2023-10-05 17:31:56,984:INFO - The "stable" release is currently 2023-07-25. Specify 'census_version="2023-07-25"' in future calls to open_soma() to ensure data consistency.
census
<Collection 's3://cellxgene-data-public/cell-census/2023-07-25/soma/' (open for 'r') (2 items)
    'census_data': 's3://cellxgene-data-public/cell-census/2023-07-25/soma/census_data' (unopened)

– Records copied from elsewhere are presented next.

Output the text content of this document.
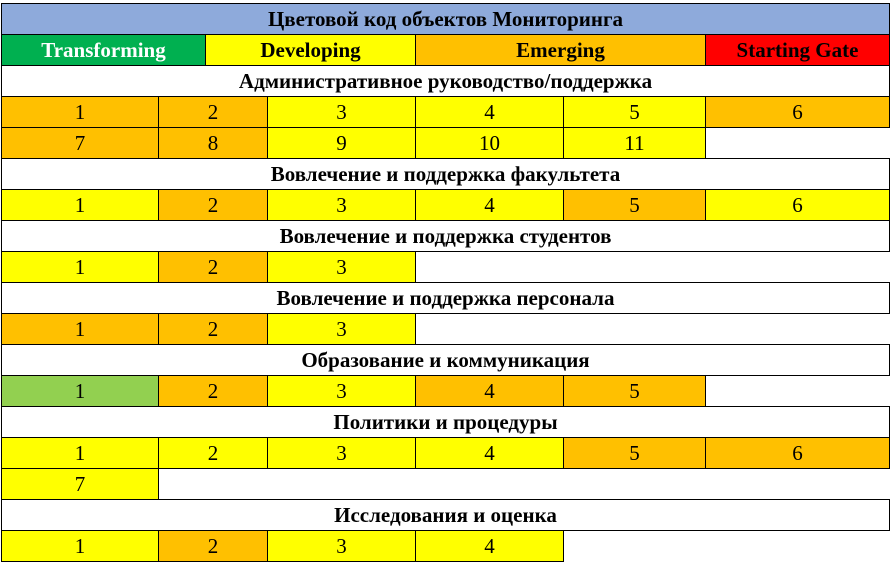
Цветовой код объектов Мониторинга
Transforming	Developing	Emerging	Starting Gate
Административное руководство/поддержка
1	2	3	4	5	6
7	8	9	10	11
Вовлечение и поддержка факультета
1	2	3	4	5	6
Вовлечение и поддержка студентов
1	2	3
Вовлечение и поддержка персонала
1	2	3
Образование и коммуникация
1	2	3	4	5
Политики и процедуры
1	2	3	4	5	6
7
Исследования и оценка
1	2	3	4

    'census_info': 's3://cellxgene-data-public/cell-census/2023-07-25/soma/census_info' (unopened)>
census["census_data"]
<Collection 's3://cellxgene-data-public/cell-census/2023-07-25/soma/census_data' (open for 'r') (2 items)
    'mus_musculus': 's3://cellxgene-data-public/cell-census/2023-07-25/soma/census_data/mus_musculus' (unopened)
    'homo_sapiens': 's3://cellxgene-data-public/cell-census/2023-07-25/soma/census_data/homo_sapiens' (unopened)>
census["census_info"]
<Collection 's3://cellxgene-data-public/cell-census/2023-07-25/soma/census_info' (open for 'r') (3 items)
    'summary': 's3://cellxgene-data-public/cell-census/2023-07-25/soma/census_info/summary' (unopened)
    'summary_cell_counts': 's3://cellxgene-data-public/cell-census/2023-07-25/soma/census_info/summary_cell_counts' (unopened)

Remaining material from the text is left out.